Permalink #3 wasn't explicit enough. Sixty foot times are approximately the width of the intersection.

I tend to hold back so I can roll up on the light just as it changes.

Edit: The following is an FYI. It's not a response to anyone in particular.

Just to avoid confusion, load percentage and throttle position aren't necessarily the same. The ECU uses things like throttle position, engine RPM, MAP / MAF data, etc to calculate the load. The load calculation is constantly being updated, and can change from one second to the next, even at the same throttle position. This is where it helps to have something like a Scangauge. Because there's no practical way of knowing the load percentage without instrumentation that can tease that data from the ECU.

Based on what I've read, automobile engines tend to be more efficient at higher load.
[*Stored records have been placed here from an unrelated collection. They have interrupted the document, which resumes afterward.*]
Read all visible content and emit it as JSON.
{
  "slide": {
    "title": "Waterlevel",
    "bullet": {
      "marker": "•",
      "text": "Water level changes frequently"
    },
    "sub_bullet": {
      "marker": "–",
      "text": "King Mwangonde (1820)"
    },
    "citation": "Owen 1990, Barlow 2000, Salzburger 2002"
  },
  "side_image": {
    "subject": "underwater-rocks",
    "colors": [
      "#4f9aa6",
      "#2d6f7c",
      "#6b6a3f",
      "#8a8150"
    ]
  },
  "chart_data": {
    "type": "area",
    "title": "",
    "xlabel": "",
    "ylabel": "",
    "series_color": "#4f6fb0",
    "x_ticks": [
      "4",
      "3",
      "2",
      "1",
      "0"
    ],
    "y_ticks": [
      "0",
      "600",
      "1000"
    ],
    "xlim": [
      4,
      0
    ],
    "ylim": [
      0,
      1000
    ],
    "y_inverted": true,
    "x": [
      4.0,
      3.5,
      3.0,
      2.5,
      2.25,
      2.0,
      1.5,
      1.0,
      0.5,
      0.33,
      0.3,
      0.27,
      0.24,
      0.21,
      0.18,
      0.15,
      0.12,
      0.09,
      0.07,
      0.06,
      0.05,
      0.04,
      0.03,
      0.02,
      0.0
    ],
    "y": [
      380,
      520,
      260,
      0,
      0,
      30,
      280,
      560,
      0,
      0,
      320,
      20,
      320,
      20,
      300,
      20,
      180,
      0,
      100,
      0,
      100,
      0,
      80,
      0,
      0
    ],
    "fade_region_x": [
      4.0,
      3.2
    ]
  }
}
And this plays into the pulse & glide technique. Basically, you're alternating between peak efficiency or idle. So the engine doesn't transition through the lower load / lower efficiency zones. The brisk acceleration is similar, but you're alternating between peak efficiency or cruise. Although you could P&G when you reach cruising speed.

But there's a catch. Most ECUs will switch to "power enrichment" mode at or near 100% load. The exact amount can vary from one car to the next. As the name suggests, power enrichment mode dumps extra gas into the engine. So if you're doing P&G or brisk acceleration, you may have to walk a fine line between peak efficiency and power enrichment.
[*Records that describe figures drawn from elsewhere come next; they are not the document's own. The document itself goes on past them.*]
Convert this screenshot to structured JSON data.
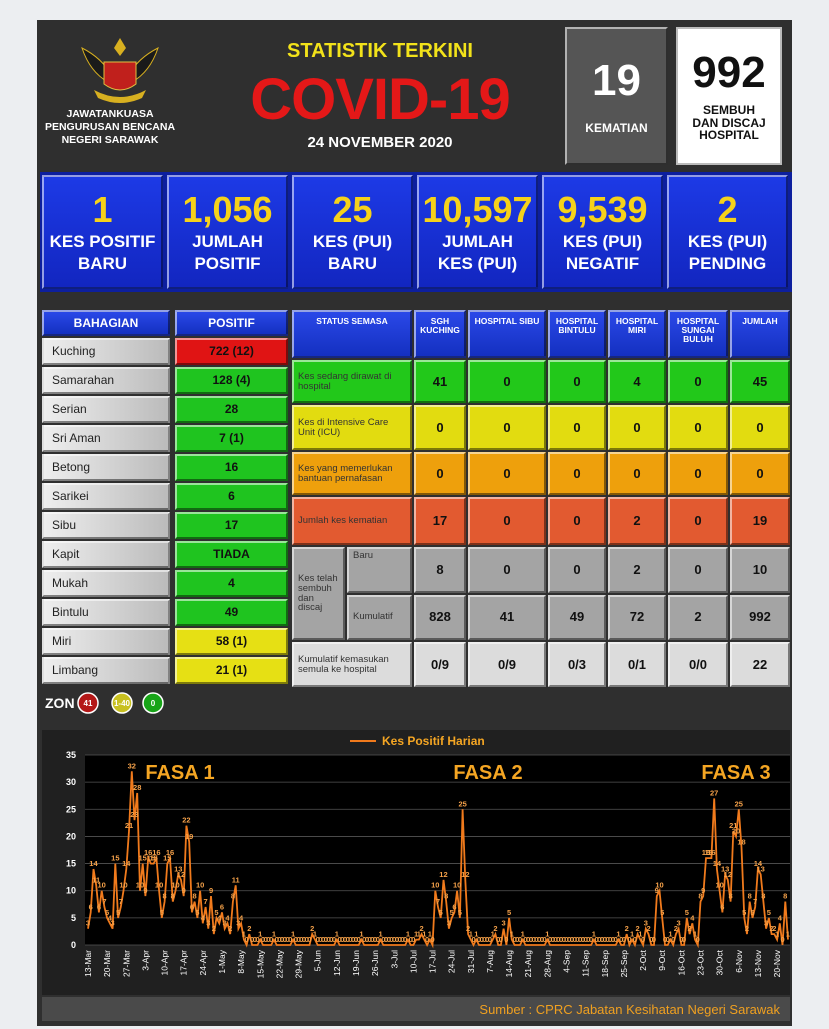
{
  "header": {
    "org": [
      "JAWATANKUASA",
      "PENGURUSAN BENCANA",
      "NEGERI SARAWAK"
    ],
    "kicker": "STATISTIK TERKINI",
    "title": "COVID-19",
    "date": "24 NOVEMBER 2020"
  },
  "deaths": {
    "value": "19",
    "label": "KEMATIAN"
  },
  "discharged": {
    "value": "992",
    "label": [
      "SEMBUH",
      "DAN DISCAJ",
      "HOSPITAL"
    ]
  },
  "stats": [
    {
      "value": "1",
      "label": [
        "KES POSITIF",
        "BARU"
      ]
    },
    {
      "value": "1,056",
      "label": [
        "JUMLAH",
        "POSITIF"
      ]
    },
    {
      "value": "25",
      "label": [
        "KES (PUI)",
        "BARU"
      ]
    },
    {
      "value": "10,597",
      "label": [
        "JUMLAH",
        "KES (PUI)"
      ]
    },
    {
      "value": "9,539",
      "label": [
        "KES (PUI)",
        "NEGATIF"
      ]
    },
    {
      "value": "2",
      "label": [
        "KES (PUI)",
        "PENDING"
      ]
    }
  ],
  "districts": {
    "header": [
      "BAHAGIAN",
      "POSITIF"
    ],
    "rows": [
      {
        "name": "Kuching",
        "value": "722 (12)",
        "color": "#e01414"
      },
      {
        "name": "Samarahan",
        "value": "128 (4)",
        "color": "#1fc41f"
      },
      {
        "name": "Serian",
        "value": "28",
        "color": "#1fc41f"
      },
      {
        "name": "Sri Aman",
        "value": "7 (1)",
        "color": "#1fc41f"
      },
      {
        "name": "Betong",
        "value": "16",
        "color": "#1fc41f"
      },
      {
        "name": "Sarikei",
        "value": "6",
        "color": "#1fc41f"
      },
      {
        "name": "Sibu",
        "value": "17",
        "color": "#1fc41f"
      },
      {
        "name": "Kapit",
        "value": "TIADA",
        "color": "#1fc41f"
      },
      {
        "name": "Mukah",
        "value": "4",
        "color": "#1fc41f"
      },
      {
        "name": "Bintulu",
        "value": "49",
        "color": "#1fc41f"
      },
      {
        "name": "Miri",
        "value": "58 (1)",
        "color": "#e6e014"
      },
      {
        "name": "Limbang",
        "value": "21 (1)",
        "color": "#e6e014"
      }
    ]
  },
  "status": {
    "header": [
      "STATUS SEMASA",
      "SGH KUCHING",
      "HOSPITAL SIBU",
      "HOSPITAL BINTULU",
      "HOSPITAL MIRI",
      "HOSPITAL SUNGAI BULUH",
      "JUMLAH"
    ],
    "rows": [
      {
        "label": "Kes sedang dirawat di hospital",
        "values": [
          "41",
          "0",
          "0",
          "4",
          "0",
          "45"
        ],
        "color": "#22c81a"
      },
      {
        "label": "Kes di Intensive Care Unit (ICU)",
        "values": [
          "0",
          "0",
          "0",
          "0",
          "0",
          "0"
        ],
        "color": "#e2dc10"
      },
      {
        "label": "Kes yang memerlukan bantuan pernafasan",
        "values": [
          "0",
          "0",
          "0",
          "0",
          "0",
          "0"
        ],
        "color": "#eea00c"
      },
      {
        "label": "Jumlah kes kematian",
        "values": [
          "17",
          "0",
          "0",
          "2",
          "0",
          "19"
        ],
        "color": "#e25a30"
      },
      {
        "label": "Kes telah sembuh dan discaj",
        "color": "#a4a4a4",
        "rows": [
          {
            "label": "Baru",
            "values": [
              "8",
              "0",
              "0",
              "2",
              "0",
              "10"
            ]
          },
          {
            "label": "Kumulatif",
            "values": [
              "828",
              "41",
              "49",
              "72",
              "2",
              "992"
            ]
          }
        ]
      },
      {
        "label": "Kumulatif kemasukan semula ke hospital",
        "values": [
          "0/9",
          "0/9",
          "0/3",
          "0/1",
          "0/0",
          "22"
        ],
        "color": "#dcdcdc"
      }
    ]
  },
  "zone": {
    "label": "ZON",
    "badges": [
      {
        "text": "41",
        "color": "#b41818"
      },
      {
        "text": "1-40",
        "color": "#c8c020"
      },
      {
        "text": "0",
        "color": "#18a418"
      }
    ]
  },
  "chart_data": {
    "type": "line",
    "source": "Sumber : CPRC Jabatan Kesihatan Negeri Sarawak",
    "annotations": [
      "FASA 1",
      "FASA 2",
      "FASA 3"
    ],
    "ylim": [
      0,
      35
    ],
    "yticks": [
      0,
      5,
      10,
      15,
      20,
      25,
      30,
      35
    ],
    "grid": true,
    "categories": [
      "13-Mar",
      null,
      null,
      null,
      null,
      null,
      null,
      "20-Mar",
      null,
      null,
      null,
      null,
      null,
      null,
      "27-Mar",
      null,
      null,
      null,
      null,
      null,
      null,
      "3-Apr",
      null,
      null,
      null,
      null,
      null,
      null,
      "10-Apr",
      null,
      null,
      null,
      null,
      null,
      null,
      "17-Apr",
      null,
      null,
      null,
      null,
      null,
      null,
      "24-Apr",
      null,
      null,
      null,
      null,
      null,
      null,
      "1-May",
      null,
      null,
      null,
      null,
      null,
      null,
      "8-May",
      null,
      null,
      null,
      null,
      null,
      null,
      "15-May",
      null,
      null,
      null,
      null,
      null,
      null,
      "22-May",
      null,
      null,
      null,
      null,
      null,
      null,
      "29-May",
      null,
      null,
      null,
      null,
      null,
      null,
      "5-Jun",
      null,
      null,
      null,
      null,
      null,
      null,
      "12-Jun",
      null,
      null,
      null,
      null,
      null,
      null,
      "19-Jun",
      null,
      null,
      null,
      null,
      null,
      null,
      "26-Jun",
      null,
      null,
      null,
      null,
      null,
      null,
      "3-Jul",
      null,
      null,
      null,
      null,
      null,
      null,
      "10-Jul",
      null,
      null,
      null,
      null,
      null,
      null,
      "17-Jul",
      null,
      null,
      null,
      null,
      null,
      null,
      "24-Jul",
      null,
      null,
      null,
      null,
      null,
      null,
      "31-Jul",
      null,
      null,
      null,
      null,
      null,
      null,
      "7-Aug",
      null,
      null,
      null,
      null,
      null,
      null,
      "14-Aug",
      null,
      null,
      null,
      null,
      null,
      null,
      "21-Aug",
      null,
      null,
      null,
      null,
      null,
      null,
      "28-Aug",
      null,
      null,
      null,
      null,
      null,
      null,
      "4-Sep",
      null,
      null,
      null,
      null,
      null,
      null,
      "11-Sep",
      null,
      null,
      null,
      null,
      null,
      null,
      "18-Sep",
      null,
      null,
      null,
      null,
      null,
      null,
      "25-Sep",
      null,
      null,
      null,
      null,
      null,
      null,
      "2-Oct",
      null,
      null,
      null,
      null,
      null,
      null,
      "9-Oct",
      null,
      null,
      null,
      null,
      null,
      null,
      "16-Oct",
      null,
      null,
      null,
      null,
      null,
      null,
      "23-Oct",
      null,
      null,
      null,
      null,
      null,
      null,
      "30-Oct",
      null,
      null,
      null,
      null,
      null,
      null,
      "6-Nov",
      null,
      null,
      null,
      null,
      null,
      null,
      "13-Nov",
      null,
      null,
      null,
      null,
      null,
      null,
      "20-Nov",
      null,
      null,
      null,
      null
    ],
    "series": [
      {
        "name": "Kes Positif Harian",
        "color": "#f07a1c",
        "values": [
          3,
          6,
          14,
          11,
          6,
          10,
          7,
          5,
          4,
          3,
          15,
          5,
          7,
          10,
          14,
          21,
          32,
          23,
          28,
          10,
          15,
          9,
          16,
          15,
          15,
          16,
          10,
          5,
          8,
          15,
          16,
          8,
          10,
          13,
          12,
          9,
          22,
          19,
          6,
          8,
          5,
          10,
          4,
          7,
          3,
          9,
          2,
          5,
          4,
          6,
          3,
          4,
          2,
          8,
          11,
          3,
          4,
          1,
          0,
          2,
          0,
          0,
          0,
          1,
          0,
          0,
          0,
          0,
          1,
          0,
          0,
          0,
          0,
          0,
          0,
          1,
          0,
          0,
          0,
          0,
          0,
          0,
          2,
          1,
          0,
          0,
          0,
          0,
          0,
          0,
          0,
          1,
          0,
          0,
          0,
          0,
          0,
          0,
          0,
          0,
          1,
          0,
          0,
          0,
          0,
          0,
          0,
          1,
          0,
          0,
          0,
          0,
          0,
          0,
          0,
          0,
          0,
          1,
          0,
          0,
          1,
          1,
          2,
          1,
          0,
          1,
          0,
          10,
          7,
          5,
          12,
          8,
          3,
          5,
          6,
          10,
          5,
          25,
          12,
          2,
          1,
          0,
          1,
          0,
          0,
          0,
          0,
          0,
          1,
          2,
          0,
          0,
          3,
          0,
          5,
          1,
          0,
          0,
          0,
          1,
          0,
          0,
          0,
          0,
          0,
          0,
          0,
          0,
          1,
          0,
          0,
          0,
          0,
          0,
          0,
          0,
          0,
          0,
          0,
          0,
          0,
          0,
          0,
          0,
          0,
          1,
          0,
          0,
          0,
          0,
          0,
          0,
          0,
          0,
          1,
          0,
          0,
          2,
          0,
          1,
          0,
          2,
          1,
          0,
          3,
          2,
          0,
          0,
          9,
          10,
          5,
          0,
          0,
          1,
          0,
          2,
          3,
          0,
          0,
          5,
          2,
          4,
          1,
          0,
          8,
          9,
          16,
          16,
          16,
          27,
          14,
          10,
          6,
          13,
          12,
          8,
          21,
          20,
          25,
          18,
          5,
          2,
          8,
          5,
          7,
          14,
          13,
          8,
          3,
          5,
          2,
          2,
          1,
          4,
          0,
          8,
          1
        ]
      }
    ]
  }
}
That said, I think it should be safe to stay below 90% load. If you have a Scangauge or similar, you can keep an eye on that.
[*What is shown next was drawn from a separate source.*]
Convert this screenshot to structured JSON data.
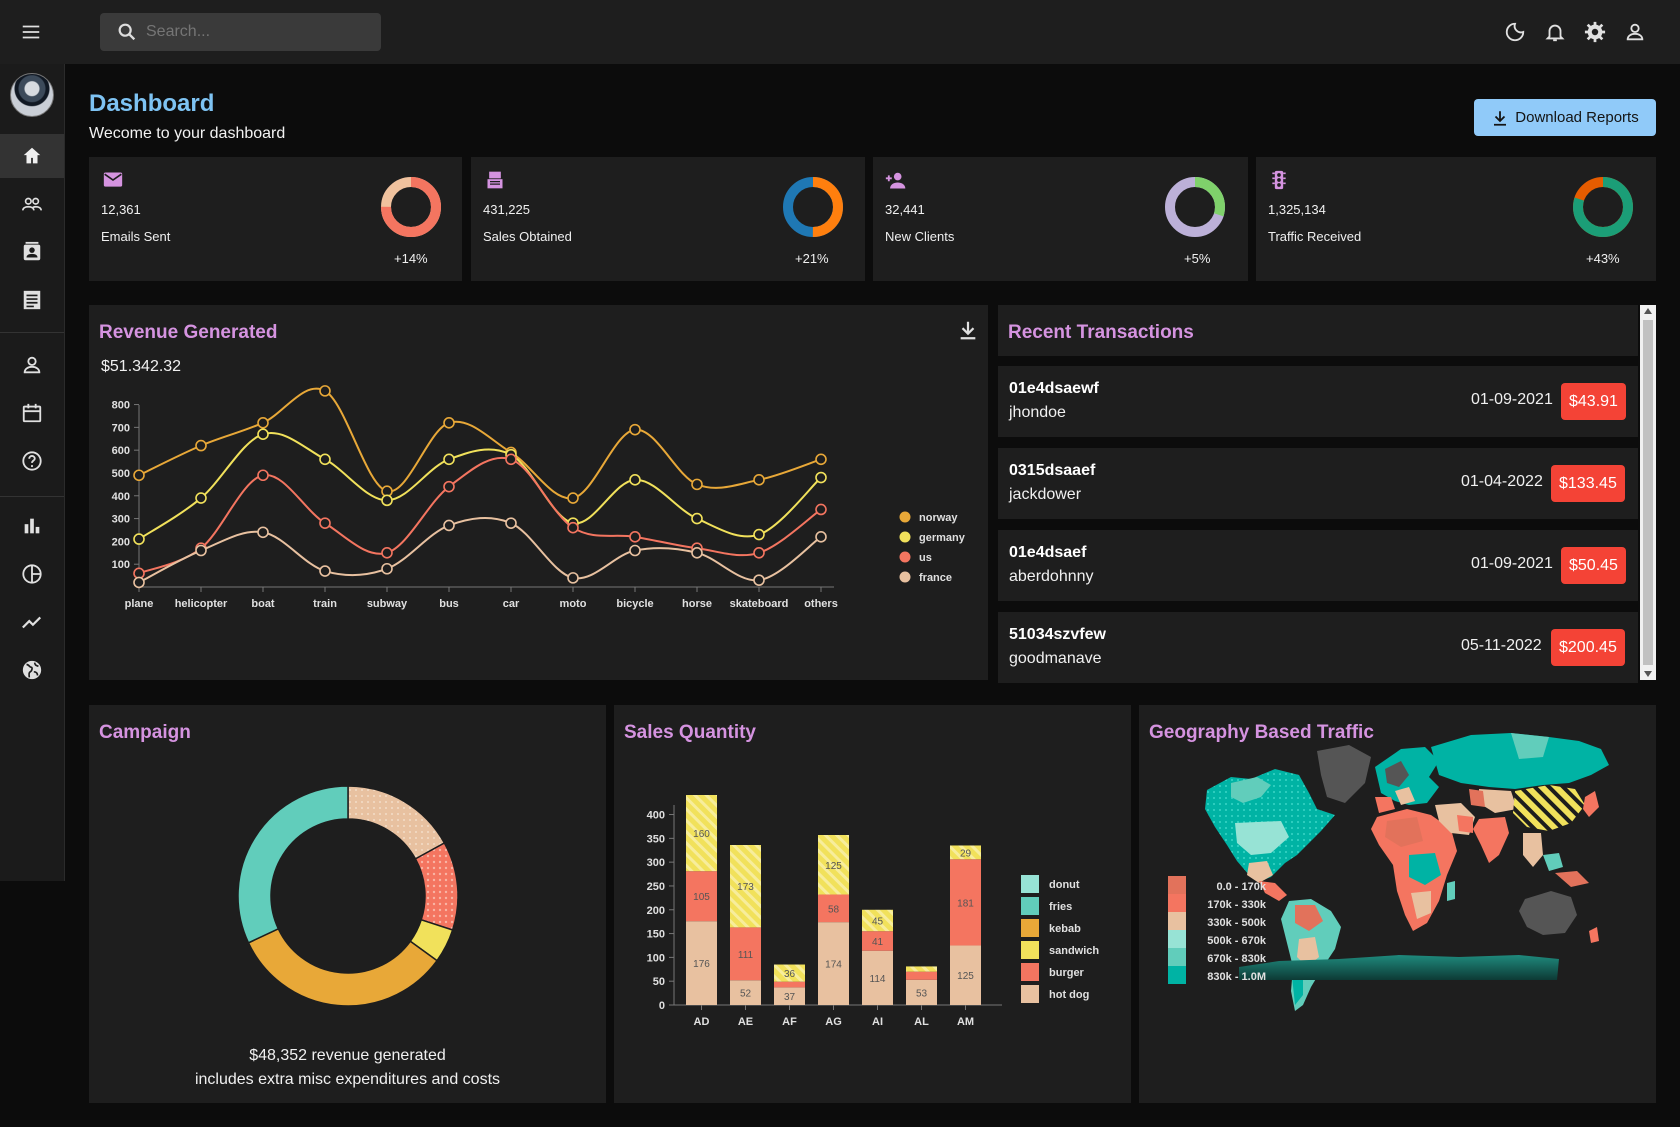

Go for the highest load you can get with staying in closed loop so it doesn't go into enrichment. Typically try to target 2100 as your mid point in rpms. Between those rpms and high load it should reduce a lot of pumping losses associated with the throttle

This might explain why my several blasts per tank to 6000-6500 rpm in 2nd gear in my Sentra doesn´t ruin my gas mileage. I often drive it starting in 2nd gear and shifting to 5th when I hit 50-60 mph. I wish I knew how to consistently accelerate at 75% load.

Yep. It feels odd. In my 3.0 5 speed Ranger using like 90% throttle to 2100rpm felt odd as i was accelerating pretty quick. But it was the difference of like 25mpg vs 19mpg average.